During his mandated visit to Capitol Hill in Washington, Fed Chairman Jerome Powell expressed his most recent reading on the current monetary outlook. Interest rates, he concluded, will definitely come down in 2024, but later than markets expect.
“The Committee does not expect that it will be appropriate to reduce the target range until it has gained greater confidence that inflation is moving sustainably toward 2 percent,” Powell said. This was a direct quote from the latest Federal Reserve meeting, where the committee decided to maintain rates at the current level.
Powell and the committee need to address “the incoming data”, he said. February inflation, unemployment rate, consumption, and price levels will be released in the coming weeks.
January’s PCE, the Fed’s preferred inflation indicator, fell to 2.4%, per market expectations. This gave the committee a signal that inflation is cooling down, albeit still too slow to consider early cuts.
One thing appears more certain: the US economy will avoid a recession. GDP is set to grow over 2% in 2024, after doubling expectations last year. This revelation sent markets on a rally today, with the S&P 500 en route to break historic highs again this year.
The political question
During his visit to Washington, Powell will certainly face political pressure to cut rates from Congress. Although the Federal Reserve is formally apolitical, the 2024 elections will play a huge role in its short-term decisions.
With Nikki Haley suspending her presidential run, Donald Trump remains the only Republican candidate for the 2024 elections. He will most likely face incumbent president Joe Biden, who will run for the Democratic Party.
Trump never made secret his disdain for Powell. His victory would almost ensure a change in leadership, together with most congressional roles.
Moreover, Democrats are pressuring Powell to cut rates early, giving much-needed respite to the American middle class and ensuring economic growth ahead of the vote. Under President Joe Biden, the American economy grew at a much faster pace than under Donald Trump. However, a cut in interest rates will confirm victory against inflation and a boost in Biden’s electoral chances.
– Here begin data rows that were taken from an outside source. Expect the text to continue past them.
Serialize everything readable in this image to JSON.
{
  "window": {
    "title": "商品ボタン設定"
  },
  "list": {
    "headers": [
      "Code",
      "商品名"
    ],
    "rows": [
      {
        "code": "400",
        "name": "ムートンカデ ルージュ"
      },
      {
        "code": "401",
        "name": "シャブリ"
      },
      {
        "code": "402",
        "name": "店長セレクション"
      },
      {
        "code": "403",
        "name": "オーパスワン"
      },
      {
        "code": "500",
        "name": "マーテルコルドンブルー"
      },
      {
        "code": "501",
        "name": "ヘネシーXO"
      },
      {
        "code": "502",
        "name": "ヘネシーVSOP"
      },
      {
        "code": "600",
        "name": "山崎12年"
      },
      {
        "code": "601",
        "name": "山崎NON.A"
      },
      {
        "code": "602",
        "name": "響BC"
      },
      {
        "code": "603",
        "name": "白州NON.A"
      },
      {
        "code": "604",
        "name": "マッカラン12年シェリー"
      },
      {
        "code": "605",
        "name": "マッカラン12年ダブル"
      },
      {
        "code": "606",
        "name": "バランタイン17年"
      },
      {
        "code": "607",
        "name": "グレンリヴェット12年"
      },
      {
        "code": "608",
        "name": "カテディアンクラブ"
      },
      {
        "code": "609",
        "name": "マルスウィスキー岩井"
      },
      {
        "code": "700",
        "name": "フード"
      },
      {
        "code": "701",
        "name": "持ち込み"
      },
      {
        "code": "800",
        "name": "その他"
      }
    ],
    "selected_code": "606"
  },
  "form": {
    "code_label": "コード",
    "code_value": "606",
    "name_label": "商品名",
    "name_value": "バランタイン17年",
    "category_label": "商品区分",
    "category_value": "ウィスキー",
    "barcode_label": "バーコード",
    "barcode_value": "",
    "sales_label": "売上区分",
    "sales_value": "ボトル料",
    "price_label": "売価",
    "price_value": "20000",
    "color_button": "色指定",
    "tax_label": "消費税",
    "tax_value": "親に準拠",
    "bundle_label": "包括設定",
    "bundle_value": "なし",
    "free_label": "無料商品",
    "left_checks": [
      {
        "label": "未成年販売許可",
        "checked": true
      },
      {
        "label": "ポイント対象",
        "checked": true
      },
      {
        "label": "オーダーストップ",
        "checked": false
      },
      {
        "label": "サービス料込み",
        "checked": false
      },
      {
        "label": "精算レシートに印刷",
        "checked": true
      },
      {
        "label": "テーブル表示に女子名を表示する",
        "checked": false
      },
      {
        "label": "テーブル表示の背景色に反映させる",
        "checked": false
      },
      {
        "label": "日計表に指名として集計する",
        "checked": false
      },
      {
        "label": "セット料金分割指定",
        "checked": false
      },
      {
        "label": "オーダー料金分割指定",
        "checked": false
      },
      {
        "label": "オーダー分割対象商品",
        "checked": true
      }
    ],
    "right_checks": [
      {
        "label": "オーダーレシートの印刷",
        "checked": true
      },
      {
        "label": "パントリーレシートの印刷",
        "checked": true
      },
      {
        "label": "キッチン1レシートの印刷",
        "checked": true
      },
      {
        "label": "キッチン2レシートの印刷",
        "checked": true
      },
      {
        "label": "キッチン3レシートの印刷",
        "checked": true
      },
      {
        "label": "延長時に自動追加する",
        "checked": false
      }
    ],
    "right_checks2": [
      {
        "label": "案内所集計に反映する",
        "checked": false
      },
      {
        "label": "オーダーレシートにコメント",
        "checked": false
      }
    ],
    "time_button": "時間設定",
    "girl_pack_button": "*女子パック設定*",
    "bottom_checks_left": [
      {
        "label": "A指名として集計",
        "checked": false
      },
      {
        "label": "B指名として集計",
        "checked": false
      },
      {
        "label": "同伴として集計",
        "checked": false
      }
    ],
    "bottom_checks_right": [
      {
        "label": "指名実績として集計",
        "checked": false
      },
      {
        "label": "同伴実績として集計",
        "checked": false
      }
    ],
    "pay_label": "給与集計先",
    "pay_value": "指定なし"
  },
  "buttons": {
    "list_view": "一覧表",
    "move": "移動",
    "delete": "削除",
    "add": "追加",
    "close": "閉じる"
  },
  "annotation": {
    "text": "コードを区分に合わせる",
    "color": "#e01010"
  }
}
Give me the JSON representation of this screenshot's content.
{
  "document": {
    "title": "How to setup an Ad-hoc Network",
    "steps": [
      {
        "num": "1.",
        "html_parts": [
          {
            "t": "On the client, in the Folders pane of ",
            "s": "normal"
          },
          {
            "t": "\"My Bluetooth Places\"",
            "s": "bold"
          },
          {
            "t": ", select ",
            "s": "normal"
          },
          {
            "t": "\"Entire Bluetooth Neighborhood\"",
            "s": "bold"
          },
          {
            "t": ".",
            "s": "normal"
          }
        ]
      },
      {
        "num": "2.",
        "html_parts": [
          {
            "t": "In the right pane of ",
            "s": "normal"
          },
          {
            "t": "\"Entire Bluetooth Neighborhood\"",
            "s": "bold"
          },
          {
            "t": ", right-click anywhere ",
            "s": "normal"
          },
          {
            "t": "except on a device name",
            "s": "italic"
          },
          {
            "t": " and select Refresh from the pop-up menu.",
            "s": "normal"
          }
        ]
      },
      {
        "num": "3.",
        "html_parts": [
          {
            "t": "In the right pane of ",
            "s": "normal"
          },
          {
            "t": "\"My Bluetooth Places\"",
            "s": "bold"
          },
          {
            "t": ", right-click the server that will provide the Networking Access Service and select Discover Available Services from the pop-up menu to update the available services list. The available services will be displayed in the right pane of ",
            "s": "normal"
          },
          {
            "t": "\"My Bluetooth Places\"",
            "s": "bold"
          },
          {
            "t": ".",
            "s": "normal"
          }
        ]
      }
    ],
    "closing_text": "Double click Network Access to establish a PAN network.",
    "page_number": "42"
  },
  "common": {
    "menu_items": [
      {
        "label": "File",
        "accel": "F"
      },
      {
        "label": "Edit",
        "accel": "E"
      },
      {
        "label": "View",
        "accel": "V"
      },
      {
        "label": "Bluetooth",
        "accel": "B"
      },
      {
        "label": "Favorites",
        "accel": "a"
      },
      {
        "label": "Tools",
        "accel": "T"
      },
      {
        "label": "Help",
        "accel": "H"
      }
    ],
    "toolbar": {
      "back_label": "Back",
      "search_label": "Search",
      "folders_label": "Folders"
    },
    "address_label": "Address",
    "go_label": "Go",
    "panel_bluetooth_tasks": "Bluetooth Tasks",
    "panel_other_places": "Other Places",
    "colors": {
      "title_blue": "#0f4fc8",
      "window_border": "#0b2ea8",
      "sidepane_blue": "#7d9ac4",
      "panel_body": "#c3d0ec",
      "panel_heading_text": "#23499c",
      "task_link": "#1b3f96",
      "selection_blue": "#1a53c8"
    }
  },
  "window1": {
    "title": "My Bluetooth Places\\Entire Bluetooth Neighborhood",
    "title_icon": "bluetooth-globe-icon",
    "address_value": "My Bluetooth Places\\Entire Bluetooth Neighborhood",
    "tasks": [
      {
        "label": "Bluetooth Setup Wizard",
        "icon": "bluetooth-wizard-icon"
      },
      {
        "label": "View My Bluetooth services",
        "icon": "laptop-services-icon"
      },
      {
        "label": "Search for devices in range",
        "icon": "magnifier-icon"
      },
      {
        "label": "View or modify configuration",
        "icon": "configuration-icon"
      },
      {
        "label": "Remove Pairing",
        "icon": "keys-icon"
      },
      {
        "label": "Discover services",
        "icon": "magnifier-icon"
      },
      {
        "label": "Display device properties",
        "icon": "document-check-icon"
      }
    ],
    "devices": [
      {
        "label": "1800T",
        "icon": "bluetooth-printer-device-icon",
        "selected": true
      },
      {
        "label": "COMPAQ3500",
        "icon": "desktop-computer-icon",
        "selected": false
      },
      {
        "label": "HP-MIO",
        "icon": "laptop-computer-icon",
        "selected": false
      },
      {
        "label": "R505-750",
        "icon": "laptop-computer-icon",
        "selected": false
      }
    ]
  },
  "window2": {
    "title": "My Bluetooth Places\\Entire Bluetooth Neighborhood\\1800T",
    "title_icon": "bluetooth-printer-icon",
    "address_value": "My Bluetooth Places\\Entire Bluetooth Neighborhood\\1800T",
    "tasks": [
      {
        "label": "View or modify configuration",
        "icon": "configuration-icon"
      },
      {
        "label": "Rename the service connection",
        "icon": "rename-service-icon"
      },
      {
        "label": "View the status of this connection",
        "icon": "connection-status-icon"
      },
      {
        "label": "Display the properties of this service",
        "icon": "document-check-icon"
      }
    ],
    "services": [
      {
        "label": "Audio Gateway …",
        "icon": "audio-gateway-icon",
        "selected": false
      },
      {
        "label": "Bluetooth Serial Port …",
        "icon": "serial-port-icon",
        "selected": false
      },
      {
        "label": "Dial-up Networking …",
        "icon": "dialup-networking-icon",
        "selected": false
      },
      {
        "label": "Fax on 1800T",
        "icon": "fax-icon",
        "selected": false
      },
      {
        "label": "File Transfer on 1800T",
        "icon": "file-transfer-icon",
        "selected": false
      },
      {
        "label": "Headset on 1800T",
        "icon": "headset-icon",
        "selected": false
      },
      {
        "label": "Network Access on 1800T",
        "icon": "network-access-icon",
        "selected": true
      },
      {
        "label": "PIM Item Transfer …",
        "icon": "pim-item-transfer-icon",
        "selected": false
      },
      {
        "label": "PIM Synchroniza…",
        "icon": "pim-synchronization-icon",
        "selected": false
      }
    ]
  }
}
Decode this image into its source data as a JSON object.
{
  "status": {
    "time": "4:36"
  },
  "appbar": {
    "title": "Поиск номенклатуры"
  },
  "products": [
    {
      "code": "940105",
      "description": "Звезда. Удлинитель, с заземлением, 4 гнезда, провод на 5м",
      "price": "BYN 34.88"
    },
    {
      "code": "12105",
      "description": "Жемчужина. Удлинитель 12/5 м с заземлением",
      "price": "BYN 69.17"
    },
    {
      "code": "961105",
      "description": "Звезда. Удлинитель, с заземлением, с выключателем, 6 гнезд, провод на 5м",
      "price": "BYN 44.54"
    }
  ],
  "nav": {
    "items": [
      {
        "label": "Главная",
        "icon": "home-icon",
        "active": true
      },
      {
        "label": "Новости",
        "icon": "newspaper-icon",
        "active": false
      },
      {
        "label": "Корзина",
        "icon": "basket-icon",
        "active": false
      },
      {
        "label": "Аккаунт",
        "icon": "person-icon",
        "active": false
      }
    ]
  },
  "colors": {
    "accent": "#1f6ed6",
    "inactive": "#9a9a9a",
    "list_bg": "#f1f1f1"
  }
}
According to historian Allan Lichtman, who correctly predicted the outcome of every US election since 1984, Biden has the economy on his side. According to Lichtman’s “13 keys” system, an incumbent president has more chances of being re-elected if the short and long-term economy has an overwhelmingly positive outlook.
But if the Fed decides to postpone rate cuts further, this may undo Biden’s achievements so far. And that would likely cost him the election.